To match whole words only

If you want to look for a whole word, instead of a pattern or a substring, you can use the -w option. E.g. the following command searches the exact word arizona across all the files in the current directory.

grep -w 'arizona' *

To print lines that don’t match

grep also allows you to perform an inverse search, i.e. display the lines that don’t match. E.g. the following command will output all the lines that don’t contain the word arizona.

grep -v 'arizona' filename

Print lines before and after matching lines

Sometimes you may want to see the lines that appear close to the matching lines. This can be particularly useful while debugging. The -B and -A options can be used to display the lines before and after all the matching lines respectively. The following command will print 3 lines after the matches.

grep -A 3 "pattern" logfile

…and the following command displays 3 lines before the matched line:

grep -B 3 "pattern" logfile

Piping output into grep

The grep command enables you to filter through the output of another command, using piping. For example, you can check whether a program is running by piping the output of the ps -ef command to a grep filter.

ps -ef | grep 'processname'

Here’s a command to filter out only the CPU model name from the output of the cat /proc/cpuinfo command.

cat /proc/cpuinfo | grep 'model'

To display only the *.txt files created in the month of May, you can use this command:

ls -l *.txt | grep May

Display only the names of the matching files

If there are too many matching lines, and you only want to see the names of the files that contain the matched lines, you can use this command:

grep -Rl 'foo' /path/to/directory

Redirect grep output to a file

If the expected grep output is too large, you can redirect it towards a file. See the following command as an example:

grep 'error' filename > output.txt

To see line numbers along with the matches

To speed up your debugging, you may want to see the line numbers of the matched lines. Use the following command to do so:

grep -n -C 2 'arizona' filename

It will print the numbers of all the lines that contain the word arizona in the file.

Limit output lines in a grep search

If you only want to see the first x matches of a pattern in a file, you can use the -m command line option. For example, using the following command stops the grep search after the first 3 matches of the word arizona are found.

grep -m3 'arizona' filename

Finding special characters using grep

You can use the -F option to make grep search for special characters, like ' or [ or ^. For example, the following command will look for [abc] in the file.

grep -F '[abc]' filename

Display the position of the match

Grep also gives you the ability to print the position where it found a match. Note that this isn’t the line position, but the byte offset of the entire file. The -o and -b options will be used for this purpose.

grep -o -b "error" logfile

Display colored output

Sometimes it makes sense to add some colour to the output, and make it easier to understand. The --color option enables you to view colorized search results.

grep --color 'pattern' filename

Searching for multiple patterns

egrep is a variant of the grep command that offers extensive regex-based searching functionalities.
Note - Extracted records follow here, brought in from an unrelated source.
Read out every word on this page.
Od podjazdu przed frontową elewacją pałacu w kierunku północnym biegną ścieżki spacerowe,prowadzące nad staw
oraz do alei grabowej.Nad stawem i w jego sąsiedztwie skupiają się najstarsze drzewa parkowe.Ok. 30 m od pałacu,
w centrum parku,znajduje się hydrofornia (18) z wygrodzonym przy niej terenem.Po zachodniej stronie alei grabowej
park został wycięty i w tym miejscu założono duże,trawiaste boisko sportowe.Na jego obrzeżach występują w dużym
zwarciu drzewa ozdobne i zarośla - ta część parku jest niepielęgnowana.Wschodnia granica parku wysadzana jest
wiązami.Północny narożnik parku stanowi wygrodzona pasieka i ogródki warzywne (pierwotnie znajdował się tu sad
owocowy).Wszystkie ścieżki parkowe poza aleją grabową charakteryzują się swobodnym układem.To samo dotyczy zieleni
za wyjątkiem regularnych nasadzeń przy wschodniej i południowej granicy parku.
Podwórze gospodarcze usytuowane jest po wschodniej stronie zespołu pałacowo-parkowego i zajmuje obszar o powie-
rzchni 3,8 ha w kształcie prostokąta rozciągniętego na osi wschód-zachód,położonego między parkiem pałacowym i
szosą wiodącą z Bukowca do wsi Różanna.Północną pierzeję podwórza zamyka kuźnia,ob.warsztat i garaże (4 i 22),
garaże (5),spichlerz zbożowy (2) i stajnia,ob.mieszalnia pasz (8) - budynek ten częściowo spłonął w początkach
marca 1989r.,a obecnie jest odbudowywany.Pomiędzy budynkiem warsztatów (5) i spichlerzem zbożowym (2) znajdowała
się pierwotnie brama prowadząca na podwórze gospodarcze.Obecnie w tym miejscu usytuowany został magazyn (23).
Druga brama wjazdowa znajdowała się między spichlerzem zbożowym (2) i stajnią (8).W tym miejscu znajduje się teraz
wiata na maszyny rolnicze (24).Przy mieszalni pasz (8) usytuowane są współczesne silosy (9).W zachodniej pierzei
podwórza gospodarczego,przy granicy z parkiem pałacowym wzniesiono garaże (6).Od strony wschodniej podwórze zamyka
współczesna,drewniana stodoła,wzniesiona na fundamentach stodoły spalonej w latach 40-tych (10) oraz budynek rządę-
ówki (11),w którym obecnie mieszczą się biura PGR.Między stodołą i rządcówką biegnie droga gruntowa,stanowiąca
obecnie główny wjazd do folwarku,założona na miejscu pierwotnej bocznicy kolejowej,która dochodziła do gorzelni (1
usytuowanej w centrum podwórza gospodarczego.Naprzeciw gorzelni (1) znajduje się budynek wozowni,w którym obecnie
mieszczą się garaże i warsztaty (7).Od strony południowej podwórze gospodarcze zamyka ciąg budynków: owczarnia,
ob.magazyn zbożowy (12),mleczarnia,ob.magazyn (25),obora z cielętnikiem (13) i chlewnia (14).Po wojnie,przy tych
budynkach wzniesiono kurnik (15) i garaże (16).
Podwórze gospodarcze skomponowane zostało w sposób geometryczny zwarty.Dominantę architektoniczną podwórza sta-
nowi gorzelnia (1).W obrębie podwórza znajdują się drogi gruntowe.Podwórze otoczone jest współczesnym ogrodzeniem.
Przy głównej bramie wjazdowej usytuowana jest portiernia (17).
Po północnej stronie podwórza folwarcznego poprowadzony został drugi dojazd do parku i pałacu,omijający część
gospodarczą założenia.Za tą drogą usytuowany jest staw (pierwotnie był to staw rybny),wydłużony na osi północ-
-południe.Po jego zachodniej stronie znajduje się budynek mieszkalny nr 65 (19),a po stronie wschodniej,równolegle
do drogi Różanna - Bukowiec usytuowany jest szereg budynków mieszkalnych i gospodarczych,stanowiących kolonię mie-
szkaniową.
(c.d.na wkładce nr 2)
For example, you can use it to search for multiple patterns at once.

egrep 'foo|bar|xyz' *

The above command will match all three strings, across all the files in the current directory.

Combining grep and find

You can combine the grep and find commands to execute advanced searches. For example, the following command displays the names of all files present in the current directory that contain the word bar, case-insensitive.

find . -type f -exec grep -il 'bar' {} \;

Searching through gzip files

The grep command can be used to execute zgrep searches on gzip files.

zgrep foo arch.gz

The above command will output all matching files present inside arch.gz.